Passa a valer em todo o Brasil o chamado ECA Digital, uma atualização do Estatuto da Criança e do Adolescente voltada ao ambiente online. A nova legislação representa um avanço importante na proteção de crianças e jovens em redes sociais, jogos, aplicativos e sites, estabelecendo regras mais rígidas para empresas de tecnologia e ampliando a responsabilidade sobre o uso da internet.
A medida surge em um momento em que crianças e adolescentes estão cada vez mais conectados. O acesso precoce ao mundo digital trouxe benefícios, mas também aumentou significativamente os riscos, como exposição a conteúdos inadequados, contato com desconhecidos e vazamento de dados pessoais.
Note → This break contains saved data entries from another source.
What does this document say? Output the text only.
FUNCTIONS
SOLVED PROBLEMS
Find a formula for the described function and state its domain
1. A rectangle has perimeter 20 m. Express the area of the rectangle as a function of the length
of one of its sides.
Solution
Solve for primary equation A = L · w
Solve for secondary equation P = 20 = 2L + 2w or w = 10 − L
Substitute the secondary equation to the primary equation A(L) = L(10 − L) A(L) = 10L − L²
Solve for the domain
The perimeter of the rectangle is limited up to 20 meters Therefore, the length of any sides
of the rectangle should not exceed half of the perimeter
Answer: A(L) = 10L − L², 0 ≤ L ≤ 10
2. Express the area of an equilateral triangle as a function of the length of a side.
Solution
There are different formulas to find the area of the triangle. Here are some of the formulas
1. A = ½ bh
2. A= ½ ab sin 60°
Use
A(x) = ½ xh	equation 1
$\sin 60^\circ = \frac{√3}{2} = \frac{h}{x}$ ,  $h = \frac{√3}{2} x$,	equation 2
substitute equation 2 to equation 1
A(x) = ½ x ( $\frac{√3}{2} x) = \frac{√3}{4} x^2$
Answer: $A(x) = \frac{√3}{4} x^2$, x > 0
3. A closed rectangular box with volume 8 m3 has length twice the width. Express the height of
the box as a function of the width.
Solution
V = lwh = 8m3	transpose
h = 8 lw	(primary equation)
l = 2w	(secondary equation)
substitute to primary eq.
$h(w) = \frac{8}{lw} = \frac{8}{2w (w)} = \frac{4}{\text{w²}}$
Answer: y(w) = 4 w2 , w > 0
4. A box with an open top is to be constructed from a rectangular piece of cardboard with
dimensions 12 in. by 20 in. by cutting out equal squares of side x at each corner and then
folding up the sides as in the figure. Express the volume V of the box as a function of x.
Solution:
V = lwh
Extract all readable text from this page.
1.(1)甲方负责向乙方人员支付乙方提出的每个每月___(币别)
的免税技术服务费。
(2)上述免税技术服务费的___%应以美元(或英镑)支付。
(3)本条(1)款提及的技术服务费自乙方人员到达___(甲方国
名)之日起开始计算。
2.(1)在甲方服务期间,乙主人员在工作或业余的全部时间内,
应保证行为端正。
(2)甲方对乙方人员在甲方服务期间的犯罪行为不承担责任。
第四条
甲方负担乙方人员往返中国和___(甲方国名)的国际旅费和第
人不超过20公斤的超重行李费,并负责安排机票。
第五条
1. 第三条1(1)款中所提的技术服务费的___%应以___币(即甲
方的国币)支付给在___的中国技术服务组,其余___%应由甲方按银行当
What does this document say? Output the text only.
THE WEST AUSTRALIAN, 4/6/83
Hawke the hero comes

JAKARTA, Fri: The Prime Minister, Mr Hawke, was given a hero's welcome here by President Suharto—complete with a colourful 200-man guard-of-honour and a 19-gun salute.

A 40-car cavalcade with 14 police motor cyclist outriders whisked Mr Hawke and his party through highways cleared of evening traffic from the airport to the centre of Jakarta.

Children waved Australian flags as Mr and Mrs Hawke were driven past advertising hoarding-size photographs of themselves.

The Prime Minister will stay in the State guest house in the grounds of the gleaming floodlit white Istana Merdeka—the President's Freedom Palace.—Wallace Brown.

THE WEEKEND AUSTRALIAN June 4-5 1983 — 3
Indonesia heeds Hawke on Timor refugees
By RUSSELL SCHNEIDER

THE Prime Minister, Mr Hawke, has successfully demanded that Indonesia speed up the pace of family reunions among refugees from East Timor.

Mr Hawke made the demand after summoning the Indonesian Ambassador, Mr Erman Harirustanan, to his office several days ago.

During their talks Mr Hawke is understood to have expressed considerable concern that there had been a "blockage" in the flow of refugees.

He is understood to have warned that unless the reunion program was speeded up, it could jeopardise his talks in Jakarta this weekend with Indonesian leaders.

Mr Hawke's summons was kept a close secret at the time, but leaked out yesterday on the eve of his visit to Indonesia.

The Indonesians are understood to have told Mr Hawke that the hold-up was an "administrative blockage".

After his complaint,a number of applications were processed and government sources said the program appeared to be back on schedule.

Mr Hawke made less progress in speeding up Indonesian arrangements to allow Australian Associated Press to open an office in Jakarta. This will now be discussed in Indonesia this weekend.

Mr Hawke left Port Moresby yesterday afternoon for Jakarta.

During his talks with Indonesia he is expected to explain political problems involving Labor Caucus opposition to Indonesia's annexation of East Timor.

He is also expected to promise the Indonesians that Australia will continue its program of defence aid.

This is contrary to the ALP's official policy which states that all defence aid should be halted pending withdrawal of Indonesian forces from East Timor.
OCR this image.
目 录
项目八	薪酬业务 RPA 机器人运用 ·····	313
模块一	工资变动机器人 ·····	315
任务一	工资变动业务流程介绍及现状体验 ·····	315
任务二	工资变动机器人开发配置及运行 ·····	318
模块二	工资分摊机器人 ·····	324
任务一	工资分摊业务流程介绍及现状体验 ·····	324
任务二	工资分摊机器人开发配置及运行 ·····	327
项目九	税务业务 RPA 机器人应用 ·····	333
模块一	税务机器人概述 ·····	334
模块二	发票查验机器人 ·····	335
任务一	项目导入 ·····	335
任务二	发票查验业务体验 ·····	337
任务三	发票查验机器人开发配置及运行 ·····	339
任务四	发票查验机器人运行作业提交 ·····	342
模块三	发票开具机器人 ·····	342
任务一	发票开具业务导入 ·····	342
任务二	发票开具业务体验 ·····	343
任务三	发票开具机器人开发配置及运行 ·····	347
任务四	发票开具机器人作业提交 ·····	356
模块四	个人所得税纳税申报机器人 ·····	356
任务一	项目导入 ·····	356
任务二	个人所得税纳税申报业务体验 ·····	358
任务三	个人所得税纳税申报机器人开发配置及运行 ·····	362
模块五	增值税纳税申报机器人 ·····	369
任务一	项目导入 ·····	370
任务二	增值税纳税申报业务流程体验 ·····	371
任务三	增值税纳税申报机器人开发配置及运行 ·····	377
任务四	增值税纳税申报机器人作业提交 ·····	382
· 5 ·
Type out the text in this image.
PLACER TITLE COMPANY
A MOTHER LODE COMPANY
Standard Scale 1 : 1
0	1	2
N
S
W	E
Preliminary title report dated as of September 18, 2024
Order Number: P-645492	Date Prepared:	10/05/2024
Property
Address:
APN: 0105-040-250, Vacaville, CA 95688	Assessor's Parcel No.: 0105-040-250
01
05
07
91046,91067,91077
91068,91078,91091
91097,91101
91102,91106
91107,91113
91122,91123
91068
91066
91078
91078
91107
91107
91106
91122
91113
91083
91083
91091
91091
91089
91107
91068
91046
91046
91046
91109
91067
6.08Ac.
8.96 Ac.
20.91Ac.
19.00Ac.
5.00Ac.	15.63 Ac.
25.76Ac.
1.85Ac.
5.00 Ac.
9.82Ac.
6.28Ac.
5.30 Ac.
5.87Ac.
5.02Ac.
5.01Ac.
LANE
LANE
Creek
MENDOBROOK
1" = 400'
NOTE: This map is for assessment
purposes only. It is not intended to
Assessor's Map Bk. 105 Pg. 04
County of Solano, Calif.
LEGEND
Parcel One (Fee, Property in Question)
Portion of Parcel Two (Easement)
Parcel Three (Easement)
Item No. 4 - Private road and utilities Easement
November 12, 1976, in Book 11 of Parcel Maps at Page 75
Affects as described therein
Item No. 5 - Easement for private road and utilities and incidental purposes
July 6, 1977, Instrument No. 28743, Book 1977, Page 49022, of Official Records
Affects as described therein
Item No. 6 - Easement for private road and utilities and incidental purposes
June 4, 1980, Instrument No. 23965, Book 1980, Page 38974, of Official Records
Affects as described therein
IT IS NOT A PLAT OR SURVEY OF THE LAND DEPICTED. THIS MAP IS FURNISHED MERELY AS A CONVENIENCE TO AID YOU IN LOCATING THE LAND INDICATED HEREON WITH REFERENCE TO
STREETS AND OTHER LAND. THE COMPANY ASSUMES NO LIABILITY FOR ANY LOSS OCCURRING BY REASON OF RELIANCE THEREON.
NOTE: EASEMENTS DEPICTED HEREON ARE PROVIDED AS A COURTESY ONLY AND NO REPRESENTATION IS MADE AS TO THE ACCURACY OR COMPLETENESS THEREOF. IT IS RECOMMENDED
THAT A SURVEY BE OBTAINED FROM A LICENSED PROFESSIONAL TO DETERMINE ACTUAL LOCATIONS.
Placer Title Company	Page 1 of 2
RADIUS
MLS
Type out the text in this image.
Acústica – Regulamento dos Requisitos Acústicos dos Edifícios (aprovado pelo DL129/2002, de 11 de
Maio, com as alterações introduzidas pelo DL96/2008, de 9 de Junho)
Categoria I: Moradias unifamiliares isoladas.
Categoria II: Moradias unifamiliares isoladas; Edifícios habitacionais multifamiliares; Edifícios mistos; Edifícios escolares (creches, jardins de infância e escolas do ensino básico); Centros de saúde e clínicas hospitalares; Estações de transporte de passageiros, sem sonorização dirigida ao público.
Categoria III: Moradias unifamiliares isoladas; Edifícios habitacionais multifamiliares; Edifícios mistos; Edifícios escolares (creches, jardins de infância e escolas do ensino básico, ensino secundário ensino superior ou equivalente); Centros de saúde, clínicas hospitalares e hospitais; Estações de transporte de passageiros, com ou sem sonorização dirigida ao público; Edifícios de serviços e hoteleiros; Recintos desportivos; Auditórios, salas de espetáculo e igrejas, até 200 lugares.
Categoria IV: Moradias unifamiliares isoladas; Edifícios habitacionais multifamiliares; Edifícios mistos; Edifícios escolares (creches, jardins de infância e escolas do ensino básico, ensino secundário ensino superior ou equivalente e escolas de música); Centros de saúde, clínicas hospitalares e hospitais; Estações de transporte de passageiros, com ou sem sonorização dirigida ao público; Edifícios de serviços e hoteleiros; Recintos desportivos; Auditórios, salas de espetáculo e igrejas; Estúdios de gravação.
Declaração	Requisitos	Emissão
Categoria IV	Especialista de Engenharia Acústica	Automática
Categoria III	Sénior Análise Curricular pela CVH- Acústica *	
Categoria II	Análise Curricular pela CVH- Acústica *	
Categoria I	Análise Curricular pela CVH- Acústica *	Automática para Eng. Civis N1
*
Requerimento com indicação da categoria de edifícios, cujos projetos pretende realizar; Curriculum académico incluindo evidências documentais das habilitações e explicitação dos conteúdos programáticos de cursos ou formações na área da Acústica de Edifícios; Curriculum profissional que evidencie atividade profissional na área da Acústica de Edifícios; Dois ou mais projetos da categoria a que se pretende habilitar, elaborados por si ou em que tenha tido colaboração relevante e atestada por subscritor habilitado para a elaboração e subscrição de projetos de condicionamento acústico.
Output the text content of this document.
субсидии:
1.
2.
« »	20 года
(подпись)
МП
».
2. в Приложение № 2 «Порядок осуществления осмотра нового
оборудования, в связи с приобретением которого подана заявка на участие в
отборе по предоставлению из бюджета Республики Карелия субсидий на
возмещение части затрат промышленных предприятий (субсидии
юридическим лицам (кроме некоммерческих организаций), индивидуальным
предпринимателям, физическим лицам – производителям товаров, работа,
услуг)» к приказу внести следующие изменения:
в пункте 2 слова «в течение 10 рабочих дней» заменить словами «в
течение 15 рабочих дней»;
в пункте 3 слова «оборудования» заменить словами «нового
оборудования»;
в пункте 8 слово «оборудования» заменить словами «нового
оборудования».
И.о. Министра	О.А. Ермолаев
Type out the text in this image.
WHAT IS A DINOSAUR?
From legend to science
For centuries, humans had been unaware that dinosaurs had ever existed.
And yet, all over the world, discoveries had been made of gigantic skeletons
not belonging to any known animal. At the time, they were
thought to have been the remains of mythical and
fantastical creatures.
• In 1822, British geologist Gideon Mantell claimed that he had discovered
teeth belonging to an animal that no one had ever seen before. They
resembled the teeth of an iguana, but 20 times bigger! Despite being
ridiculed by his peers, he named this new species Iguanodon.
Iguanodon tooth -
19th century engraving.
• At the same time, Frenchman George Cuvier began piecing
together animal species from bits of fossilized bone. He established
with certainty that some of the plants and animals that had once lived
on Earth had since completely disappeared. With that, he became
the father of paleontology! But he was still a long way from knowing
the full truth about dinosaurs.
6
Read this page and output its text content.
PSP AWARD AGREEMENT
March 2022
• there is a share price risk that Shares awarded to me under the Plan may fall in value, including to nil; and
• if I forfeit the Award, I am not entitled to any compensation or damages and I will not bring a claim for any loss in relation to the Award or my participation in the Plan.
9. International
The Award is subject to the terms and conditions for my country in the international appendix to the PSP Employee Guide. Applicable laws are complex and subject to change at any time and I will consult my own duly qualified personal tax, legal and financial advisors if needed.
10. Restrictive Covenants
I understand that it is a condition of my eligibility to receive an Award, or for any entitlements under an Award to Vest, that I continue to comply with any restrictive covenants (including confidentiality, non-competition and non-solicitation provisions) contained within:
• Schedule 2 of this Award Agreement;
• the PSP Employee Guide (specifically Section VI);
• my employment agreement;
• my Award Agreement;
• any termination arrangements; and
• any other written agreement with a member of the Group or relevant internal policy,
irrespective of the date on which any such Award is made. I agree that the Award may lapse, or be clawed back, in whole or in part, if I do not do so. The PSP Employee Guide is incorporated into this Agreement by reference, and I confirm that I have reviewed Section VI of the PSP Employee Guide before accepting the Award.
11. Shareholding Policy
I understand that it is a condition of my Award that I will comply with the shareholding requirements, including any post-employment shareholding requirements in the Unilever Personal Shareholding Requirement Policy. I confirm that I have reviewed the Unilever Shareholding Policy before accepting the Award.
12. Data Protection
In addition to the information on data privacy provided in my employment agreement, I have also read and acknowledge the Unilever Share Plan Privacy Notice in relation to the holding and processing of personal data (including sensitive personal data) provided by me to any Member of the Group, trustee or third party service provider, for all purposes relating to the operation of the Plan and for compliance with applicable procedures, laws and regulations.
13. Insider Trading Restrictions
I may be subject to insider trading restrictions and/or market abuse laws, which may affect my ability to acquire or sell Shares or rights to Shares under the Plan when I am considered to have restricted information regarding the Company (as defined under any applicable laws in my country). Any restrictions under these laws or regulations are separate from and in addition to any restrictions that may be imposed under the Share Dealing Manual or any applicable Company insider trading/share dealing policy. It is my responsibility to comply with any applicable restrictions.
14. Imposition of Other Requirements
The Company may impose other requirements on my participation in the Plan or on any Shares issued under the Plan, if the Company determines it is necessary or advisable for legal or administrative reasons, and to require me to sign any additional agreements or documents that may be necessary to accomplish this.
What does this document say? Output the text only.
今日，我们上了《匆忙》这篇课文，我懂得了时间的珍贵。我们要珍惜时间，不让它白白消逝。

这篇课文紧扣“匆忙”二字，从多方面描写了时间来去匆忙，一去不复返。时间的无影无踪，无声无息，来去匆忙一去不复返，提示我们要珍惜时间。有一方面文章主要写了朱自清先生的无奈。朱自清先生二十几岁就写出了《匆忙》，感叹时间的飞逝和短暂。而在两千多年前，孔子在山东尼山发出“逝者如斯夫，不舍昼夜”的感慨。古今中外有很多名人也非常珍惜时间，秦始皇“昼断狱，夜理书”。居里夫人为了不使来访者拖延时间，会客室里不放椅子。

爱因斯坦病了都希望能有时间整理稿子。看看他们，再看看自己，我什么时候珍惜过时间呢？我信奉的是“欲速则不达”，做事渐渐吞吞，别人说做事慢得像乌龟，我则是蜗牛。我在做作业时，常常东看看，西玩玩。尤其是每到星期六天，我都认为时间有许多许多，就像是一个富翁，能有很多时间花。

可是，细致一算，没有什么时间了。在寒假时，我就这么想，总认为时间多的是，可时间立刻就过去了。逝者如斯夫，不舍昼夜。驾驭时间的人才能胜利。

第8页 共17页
Entre as principais mudanças está a exigência de mecanismos mais seguros de verificação de idade. Plataformas não poderão mais confiar apenas na informação fornecida pelo usuário, sendo necessário adotar formas mais eficazes de impedir o acesso de menores a conteúdos impróprios, como jogos de aposta, material adulto e outras atividades restritas.
Outro ponto importante é a obrigação das empresas em reforçar a proteção de dados e garantir mais segurança dentro das plataformas. Também passam a ser exigidos canais de denúncia acessíveis e respostas mais rápidas em casos de abuso, exploração ou qualquer tipo de conteúdo prejudicial envolvendo crianças e adolescentes.
Além disso, as plataformas digitais terão que ser mais transparentes, divulgando informações sobre como lidam com perfis de menores, quais medidas de segurança utilizam e como atuam diante de denúncias.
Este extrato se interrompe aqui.